Note:  If the Guaranteed messages received from the bridge match client topic subscriptions on the local Message VPN, the messages are converted to Direct messages and are not persisted.

Uni-Directional Versus Bi-Directional VPN Bridges

Subscriptions must be statically configured on a Message VPN bridge to attract Direct messages from a remote Message VPN. The figure below shows a uni‑directional bridge that has been configured on Router 1 so that messages from that remote Message VPN with matching topics can be transferred over the bridge from Router 2 to Router 1 using a single TCP connection.

Uni-Directional Message VPN Bridge

Uni-Directional Message VPN Bridge

It is possible to extend the configuration shown above to create a bi-directional bridge between the two Message VPNs. A bi-directional bridge essentially creates a bridge link in the opposite direction of an existing uni-directional bridge; where the local Message VPN of the uni-directional bridge is the remote Message VPN that the new bridge links to, and the remote Message VPN that the uni-directional bridge links to is the local Message VPN of the new bridge link.
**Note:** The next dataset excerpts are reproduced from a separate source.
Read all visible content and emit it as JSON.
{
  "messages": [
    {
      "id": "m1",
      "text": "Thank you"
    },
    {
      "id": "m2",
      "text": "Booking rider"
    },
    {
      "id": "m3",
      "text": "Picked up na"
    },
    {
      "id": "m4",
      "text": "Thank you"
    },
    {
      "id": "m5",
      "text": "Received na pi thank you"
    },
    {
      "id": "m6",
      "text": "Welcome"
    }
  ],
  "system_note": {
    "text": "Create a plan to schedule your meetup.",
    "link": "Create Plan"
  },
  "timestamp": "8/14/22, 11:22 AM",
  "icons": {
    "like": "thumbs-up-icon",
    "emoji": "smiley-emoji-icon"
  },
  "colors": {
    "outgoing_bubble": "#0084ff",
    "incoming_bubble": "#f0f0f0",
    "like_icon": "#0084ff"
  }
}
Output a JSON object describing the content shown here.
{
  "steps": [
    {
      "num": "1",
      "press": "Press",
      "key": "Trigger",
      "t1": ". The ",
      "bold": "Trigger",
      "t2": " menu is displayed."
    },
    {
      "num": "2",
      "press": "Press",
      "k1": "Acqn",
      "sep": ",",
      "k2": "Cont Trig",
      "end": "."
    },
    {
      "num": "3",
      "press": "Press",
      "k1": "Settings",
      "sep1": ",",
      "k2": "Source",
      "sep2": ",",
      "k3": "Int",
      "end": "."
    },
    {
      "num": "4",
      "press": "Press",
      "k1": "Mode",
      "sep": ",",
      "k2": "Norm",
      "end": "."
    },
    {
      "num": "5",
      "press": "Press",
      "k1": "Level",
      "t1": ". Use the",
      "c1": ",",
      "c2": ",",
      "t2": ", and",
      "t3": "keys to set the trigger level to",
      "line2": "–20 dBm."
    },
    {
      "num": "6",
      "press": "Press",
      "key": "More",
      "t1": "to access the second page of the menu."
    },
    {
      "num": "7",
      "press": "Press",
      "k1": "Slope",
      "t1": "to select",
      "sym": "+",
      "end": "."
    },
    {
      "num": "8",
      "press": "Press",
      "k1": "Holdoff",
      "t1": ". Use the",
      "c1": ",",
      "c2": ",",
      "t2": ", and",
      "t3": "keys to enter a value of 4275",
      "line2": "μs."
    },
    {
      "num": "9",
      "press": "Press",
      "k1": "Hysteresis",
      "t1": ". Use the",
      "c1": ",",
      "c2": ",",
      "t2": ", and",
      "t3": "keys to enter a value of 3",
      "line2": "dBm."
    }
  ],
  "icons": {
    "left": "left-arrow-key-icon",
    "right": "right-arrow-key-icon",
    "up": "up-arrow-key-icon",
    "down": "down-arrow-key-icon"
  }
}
As shown in the figure below, by adding a bridge configuration on Router 2 from Message VPN yellow to Message VPN blue on Router 1, a bi-directional bridge is established, and a single TCP connection is used to transport all messages between the two Message VPNs.

The No Local Delivery property is automatically enabled for Message VPN bridges to prevent forwarding loops. This means that messages transferred across a Message VPN bridge to a remote Message VPN cannot then be sent back to the local Message VPN they originally came from to fulfill matching topic subscriptions again.

Bi-Directional Message VPN Bridge

Bi-Directional Message VPN Bridge

Establishing Bi-Directional Bridge Links

Two uni-directional bridges cannot be established between the same two Message VPNs—a bi-directional bridge must be used. Therefore, before a local router attempts to establish a bridge to a remote router, it inspects the existing incoming bridges to see if there is a compatible bridge already established from the remote router that can be used. To be compatible, an existing bridge from the remote router must pass the following tests:

  • the remote router name from the peer router must match the local router name
  • the router name of the peer must match the specified remote router name
  • the remote Message VPN of the peer must match the local Message VPN
  • the Message VPN of the peer must match the specified remote Message VPN
  • if TLS/SSL encryption is to be used, then TLS/SSL must be configured on both bridges (that is, an TLS/SSL bridge is not compatible with a non-TLS/SSL bridge)

If there is a compatible incoming bridge, then no new Message VPN bridge connection is required and an existing uni‑directional Message VPN bridge is transformed into a bi-directional Message VPN bridge. The login is performed with the existing connection.